Las primeras horas de soledad fueron en su mayoría extrañas y algo sofocantes, repletas de una ansiedad que le dejó sentado en el mismo lugar por más de tres horas, quizás esperando que el fantasma de sus promesas fuera lo suficientemente fuerte como para hacerle recapacitar. Desafortunadamente, aquello al final solo fue una larga espera de la cual no obtuvo ningún resultado más allá del sonido de los animales silvestres cantando al son del mediodía. Ligeros rayos de sol iluminaban su cuerpo, pero él no podía percibir el calor, parecía como si su espíritu se hubiera congelado en el segundo que Itachi se fue, impidiendo que su cerebro pudiera avanzar correctamente.

No recordaba haberse levantado, quitado los zapatos ni mucho menos haber preparado ese plato de comida. Su atención estaba centrada netamente en los cuervos, quizás porque eran los únicos que podían garantizar la supervivencia de aquel cuyo aroma todavía impregnaba sus sábanas. Una parte suya sabía que no era conveniente estar esperando el momento exacto en que su noble espíritu abandonara la tierra, pero como no tenía forma de seguirle físicamente – no sin perjudicar su salud, al menos – lo único que le quedaba era acompañarlo en pensamiento hasta que su final llegara.
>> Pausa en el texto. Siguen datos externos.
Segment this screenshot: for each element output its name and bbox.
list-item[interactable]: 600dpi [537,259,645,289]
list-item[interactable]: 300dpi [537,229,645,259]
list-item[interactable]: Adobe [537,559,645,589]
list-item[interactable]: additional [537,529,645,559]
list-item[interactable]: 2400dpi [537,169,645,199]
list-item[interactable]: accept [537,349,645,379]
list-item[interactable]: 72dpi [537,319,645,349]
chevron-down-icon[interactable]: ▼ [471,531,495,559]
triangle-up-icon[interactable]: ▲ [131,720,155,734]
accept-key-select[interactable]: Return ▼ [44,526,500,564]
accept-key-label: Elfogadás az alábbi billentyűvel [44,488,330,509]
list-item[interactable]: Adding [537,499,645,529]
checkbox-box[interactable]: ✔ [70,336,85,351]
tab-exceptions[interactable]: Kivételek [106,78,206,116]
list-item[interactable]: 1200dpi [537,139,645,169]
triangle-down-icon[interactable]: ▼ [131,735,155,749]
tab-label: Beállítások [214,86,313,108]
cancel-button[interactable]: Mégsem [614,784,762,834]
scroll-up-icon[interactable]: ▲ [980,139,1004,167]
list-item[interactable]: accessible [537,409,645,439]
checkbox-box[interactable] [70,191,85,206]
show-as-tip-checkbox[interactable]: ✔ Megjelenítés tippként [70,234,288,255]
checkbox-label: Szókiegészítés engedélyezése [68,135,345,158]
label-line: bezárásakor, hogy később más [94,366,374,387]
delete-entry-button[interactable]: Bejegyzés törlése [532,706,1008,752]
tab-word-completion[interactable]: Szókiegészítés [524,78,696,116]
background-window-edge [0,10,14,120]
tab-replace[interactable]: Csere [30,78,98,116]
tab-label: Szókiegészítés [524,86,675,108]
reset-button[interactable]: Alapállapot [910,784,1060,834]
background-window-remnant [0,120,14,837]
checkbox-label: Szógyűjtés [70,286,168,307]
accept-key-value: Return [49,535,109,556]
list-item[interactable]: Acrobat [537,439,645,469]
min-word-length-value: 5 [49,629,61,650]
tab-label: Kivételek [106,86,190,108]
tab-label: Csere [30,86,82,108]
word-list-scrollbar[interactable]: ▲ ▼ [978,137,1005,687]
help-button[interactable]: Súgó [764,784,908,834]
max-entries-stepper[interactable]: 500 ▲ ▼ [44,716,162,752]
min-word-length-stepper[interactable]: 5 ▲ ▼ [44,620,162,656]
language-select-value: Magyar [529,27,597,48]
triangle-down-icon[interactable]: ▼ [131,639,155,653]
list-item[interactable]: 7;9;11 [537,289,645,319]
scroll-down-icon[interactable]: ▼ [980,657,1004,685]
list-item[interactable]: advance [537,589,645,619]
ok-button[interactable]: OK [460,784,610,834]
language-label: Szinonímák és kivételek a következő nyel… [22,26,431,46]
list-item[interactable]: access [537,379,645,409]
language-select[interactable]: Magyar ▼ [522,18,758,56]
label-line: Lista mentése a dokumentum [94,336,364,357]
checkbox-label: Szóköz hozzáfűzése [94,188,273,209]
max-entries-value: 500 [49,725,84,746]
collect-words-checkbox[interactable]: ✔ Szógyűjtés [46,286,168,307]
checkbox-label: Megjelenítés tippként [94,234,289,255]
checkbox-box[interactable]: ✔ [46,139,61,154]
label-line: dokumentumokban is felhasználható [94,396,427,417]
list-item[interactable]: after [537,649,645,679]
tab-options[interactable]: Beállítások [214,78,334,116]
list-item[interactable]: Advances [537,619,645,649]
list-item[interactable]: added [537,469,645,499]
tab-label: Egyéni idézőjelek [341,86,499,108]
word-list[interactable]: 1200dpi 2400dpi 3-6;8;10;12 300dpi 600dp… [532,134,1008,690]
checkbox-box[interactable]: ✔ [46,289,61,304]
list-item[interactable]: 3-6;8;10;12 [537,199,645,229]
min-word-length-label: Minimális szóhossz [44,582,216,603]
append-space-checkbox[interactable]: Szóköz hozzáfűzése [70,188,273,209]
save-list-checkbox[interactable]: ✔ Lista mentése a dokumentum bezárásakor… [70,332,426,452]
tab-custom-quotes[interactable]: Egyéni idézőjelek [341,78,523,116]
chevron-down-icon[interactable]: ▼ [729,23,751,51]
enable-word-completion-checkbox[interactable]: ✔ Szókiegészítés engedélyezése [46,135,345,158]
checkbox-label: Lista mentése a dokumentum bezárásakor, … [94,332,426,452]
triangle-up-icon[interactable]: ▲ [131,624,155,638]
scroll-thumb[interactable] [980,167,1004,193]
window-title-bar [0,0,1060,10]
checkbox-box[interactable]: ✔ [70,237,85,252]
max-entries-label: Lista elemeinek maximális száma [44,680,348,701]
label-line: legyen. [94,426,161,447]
Tenía la cabeza ensombrecida, pero igualmente continuó haciendo las cosas que le mantenían ocupado, como retomar sus entrenamientos o creando pequeñas figuras de arcilla, aún si realmente no estuviera muy seguro de lo que estaba haciendo. Mantenerse tranquilo podía parecer un reto en sus condiciones... solo que no fue así en lo absoluto. Al contrario, distraerse con cualquier otra cosa que no fuera la muerte del Uchiha fue una hazaña que logró dominar a la perfección gracias a su propio e incomprendido sentimiento que le instaba a quedarse tranquilo, existiendo a una velocidad mucho más lenta y tortuosa.

Se sentía estancado e indiferente a la vez, como si de pronto ya no pudiera conectar las ideas más sencillas y al mismo tiempo no se preocupase por ello...

Entonces los cuervos se fueron.

Habiendo transcurrido no menos de tres días enteros, las aves que revoloteaban alrededor del terreno graznaron al mismo tiempo, comunicándose entre ellos durante un minuto o dos hasta que finalmente comenzaron a aletear en dirección opuesta a su residencia, pues ya no había ningún contrato que les hiciera quedarse. Deidara les observó partir con una interiorizada sensación de impotencia que bien le pudo hacer gritar, pero la poderosa calma que se había adueñado de su espíritu no se lo permitió. De modo que se quedó observando silenciosamente cómo se iba lo último que podía garantizar la supervivencia de Itachi en aquella pelea. Y supo, mucho antes de perder a los cuervos de vista, que le había perdido para siempre.